Sayfa Yükleniyor...
Netflix yapımı Aşk 101 adlı Türk dizisi ilk sezonuyla ekranlara geldi. Dizi bildiğiniz gibi yayınlanmadan önce bazı çevrelerin eleştiri odağında yer almıştı. Hatta bir siyasi parti dizinin yayınlanmaması için RTÜK’e çağrıda bulunmuştu. Dizinin kahramanlarından biri olan Osman’ın eşcinsel olduğu, karakterlerin Avrupa gençliği özentisini yansıttığı ifade edildi. Benim gibi diziyi izlemeden bunlara maruz kalanlara şunu söyleyebilirim: Tüm bu söylenen sözleri çöpe atın. Dizi de eşcinsel bir karakter yer almıyor. Avrupa özentisi bir gençlik de dizide bulunmuyor. Tam anlamıyla bizden bir dizi. Peki dizi nasıl der dediğinizi duyar gibiyim. O halde başlayalım.

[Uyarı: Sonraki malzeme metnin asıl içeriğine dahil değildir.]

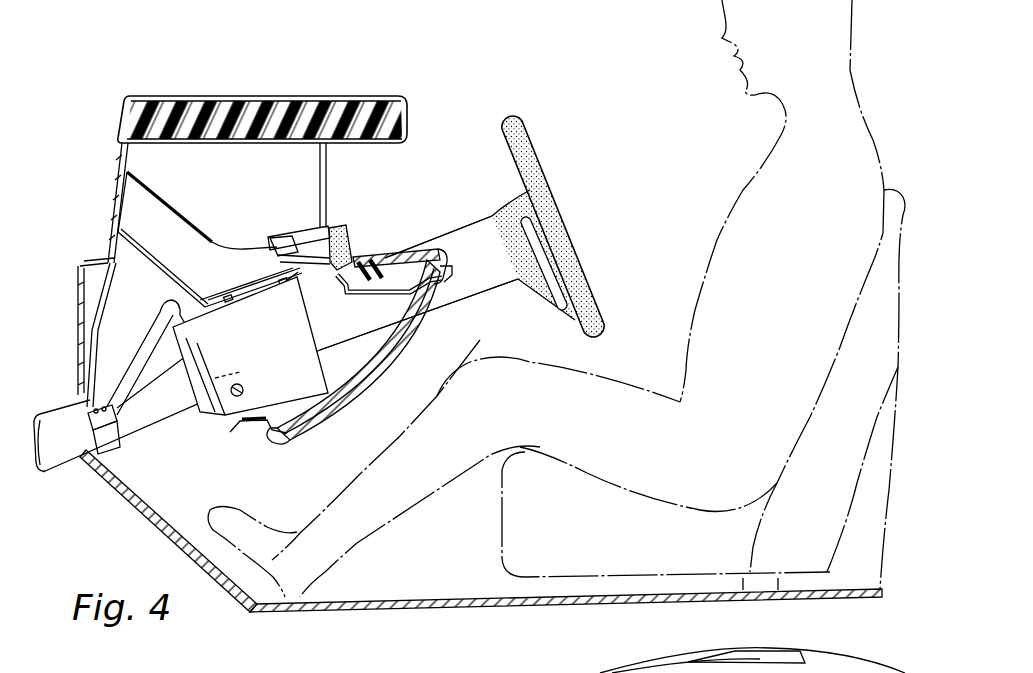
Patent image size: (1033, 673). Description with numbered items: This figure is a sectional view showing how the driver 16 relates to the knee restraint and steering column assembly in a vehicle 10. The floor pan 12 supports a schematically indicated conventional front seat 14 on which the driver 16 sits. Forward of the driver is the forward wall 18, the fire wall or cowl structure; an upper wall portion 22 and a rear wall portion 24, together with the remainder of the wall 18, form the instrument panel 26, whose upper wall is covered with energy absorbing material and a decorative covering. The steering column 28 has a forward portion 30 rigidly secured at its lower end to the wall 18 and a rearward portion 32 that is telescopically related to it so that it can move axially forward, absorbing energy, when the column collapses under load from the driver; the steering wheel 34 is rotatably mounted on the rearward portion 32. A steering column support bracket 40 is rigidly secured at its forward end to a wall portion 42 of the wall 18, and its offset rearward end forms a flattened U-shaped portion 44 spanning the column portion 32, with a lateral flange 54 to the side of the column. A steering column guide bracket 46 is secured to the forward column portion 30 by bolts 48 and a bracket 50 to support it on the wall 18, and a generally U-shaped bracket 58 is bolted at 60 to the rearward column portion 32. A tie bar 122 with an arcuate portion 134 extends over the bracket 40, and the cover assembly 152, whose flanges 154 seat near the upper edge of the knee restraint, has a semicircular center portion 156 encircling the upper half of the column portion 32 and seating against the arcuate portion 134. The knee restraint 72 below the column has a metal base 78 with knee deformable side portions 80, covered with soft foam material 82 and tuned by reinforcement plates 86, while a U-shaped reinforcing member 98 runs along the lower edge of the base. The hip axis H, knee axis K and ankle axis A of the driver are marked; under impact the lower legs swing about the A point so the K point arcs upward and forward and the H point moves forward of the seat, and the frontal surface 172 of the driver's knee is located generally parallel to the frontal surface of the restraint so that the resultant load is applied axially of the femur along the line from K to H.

The vehicle 10 is at (226, 594).
The floor pan 12 is at (453, 604).
The front seat 14 is at (522, 547).
The vehicle driver 16 is at (746, 200).
The forward wall 18 is at (76, 300).
The upper wall portion 22 is at (241, 138).
The rear wall portion 24 is at (329, 178).
The instrument panel 26 is at (319, 90).
The steering column 28 is at (483, 220).
The forward portion of column 30 is at (60, 450).
The rearward portion of column 32 is at (483, 300).
The steering wheel 34 is at (528, 140).
The steering column support bracket 40 is at (167, 200).
The wall portion 42 is at (121, 200).
The U-shaped portion 44 is at (243, 248).
The steering column guide bracket 46 is at (116, 287).
The bolts 48 is at (95, 420).
The bracket 50 is at (108, 448).
The lateral flange 54 is at (240, 290).
The U-shaped bracket 58 is at (222, 343).
The bolt 60 is at (244, 390).
The knee restraint 72 is at (297, 446).
The metal base 78 is at (405, 298).
The knee deformable side portions 80 is at (385, 331).
The soft foam material 82 is at (380, 380).
The reinforcement plates 86 is at (334, 427).
The U-shaped reinforcing member 98 is at (250, 424).
The tie bar 122 is at (306, 228).
The arcuate portion 134 is at (285, 236).
The cover assembly 152 is at (392, 256).
The flanges 154 is at (447, 290).
The semicircular center portion 156 is at (346, 244).
The frontal surface of knee 172 is at (472, 362).
The A point A is at (346, 519).
The K point K is at (499, 404).
The H point H is at (712, 456).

1998 yılında geçen dizi 5 liseli ana karakter üzerine kurgulanıyor. Aslına baktığımızda ise bu 5 karakterin de birbirlerine benzediklerini tam olarak söyleyemeyiz. Tek benzedikleri nokta farklılıklarına rağmen birbirlerine sahip çıkmaları ve doğru bildikleri yolda ilerleyebilmeleri. Karakterlerimiz okuldan atılmalarını engelleyen öğretmenlerinin tayinine engel olmak için okula yeni gelen basketbol koçuyla aşk yaşaması için bir mücadeleye giriyor. Bu aşk mücadelesi bir sarmala dönüşüp öğrencileri de içine alırken etki alanında kalan herkes bir domino etkisi ile birbirlerinin hayatına dokunuyor. Bu ana 5 karakterimiz aslında bize dayatılan tüm sistemlere karşı bir başkaldırı içindeler. Bunu yaparken klasik Türk lise dizilerindeki gibi kötü karakterden iyi karaktere doğru yönelimle yapmıyorlar. Yine klasikleşen Türk dizilerinin fakirlik, gençleri kötü yola sokar sonra idealist bir öğretmen gelir bu kötü ama fakir gençlerin altında yatan iyi insanı ortaya çıkartır ve onları hayata faydalı birer birey yapar klişesi yok burada. Hatta dizide 5 karakterimiz öğretmenlerinin hayatına dokunuyor ve onların hayatını değiştiriyor. Yani doğru yolu söyleyen kabullenilmiş öğretmen karakteri değil burada. Dizi de karakterlerin çoğunluğunun maddi durumu iyi, yine çoğunluğunun kural tanımaz dışa vurulmuş yapılarının yaşadığı durum ailede yaşanan sorunlar. Bu da bireylerin ailede alacağı eğitimin toplumda onun yansıması olacağını bizlere gösteriyor. Dizi aslında her birimizin hayatının bir yerine temas ediyor. Bazımızı lise yıllarına sürüklerken bazılarımızı çocuklarımıza yönelik davranışlarımızı sorgulatmaya kadar götürüyor. Dizi, serseri ama zeki Sinan karakteriyle hepimizin sorgulamadan kabul ettiğimiz klişelere karşı sert eleştiriler yöneltiyor ve bizleri afallatıyor. Baştan sona hayatla ilgili aforizmalarla karşı karşıya kalıyoruz. Dizinin senaristi Meriç Acemi’yi bu yönden kutlamak gerekir. Bir de dizinin yönetmeni Ahmet Katıksız’ı tebrik edelim. Çekimler sizi dizinin içine çekiyor. Işıklandırması, açılar çok iyi. Senaryodaki duygusal ve derin anlar yönetmenin objektifinden yüreğimize dokunuyor. Dizi de eksiklikler yok mu evet var. Bazı yerlerde buna ne gerek vardı diyebiliyorsunuz ya da burası olmamış, şöyle olmalı da diyebiliyorsunuz ama geneline baktığınızda dizi Türk dizi tarihi açısından elit kategori de yer alacaktır.
Son olarak; dizi baştan sona inanılmaz bir şekilde sürükleyici. Bölümlerin ve saatin nasıl geçtiğini anlamıyorsunuz. Hep bir merak örgüsü içindesiniz ki finalini de buna uygun bir şekilde yapıyor.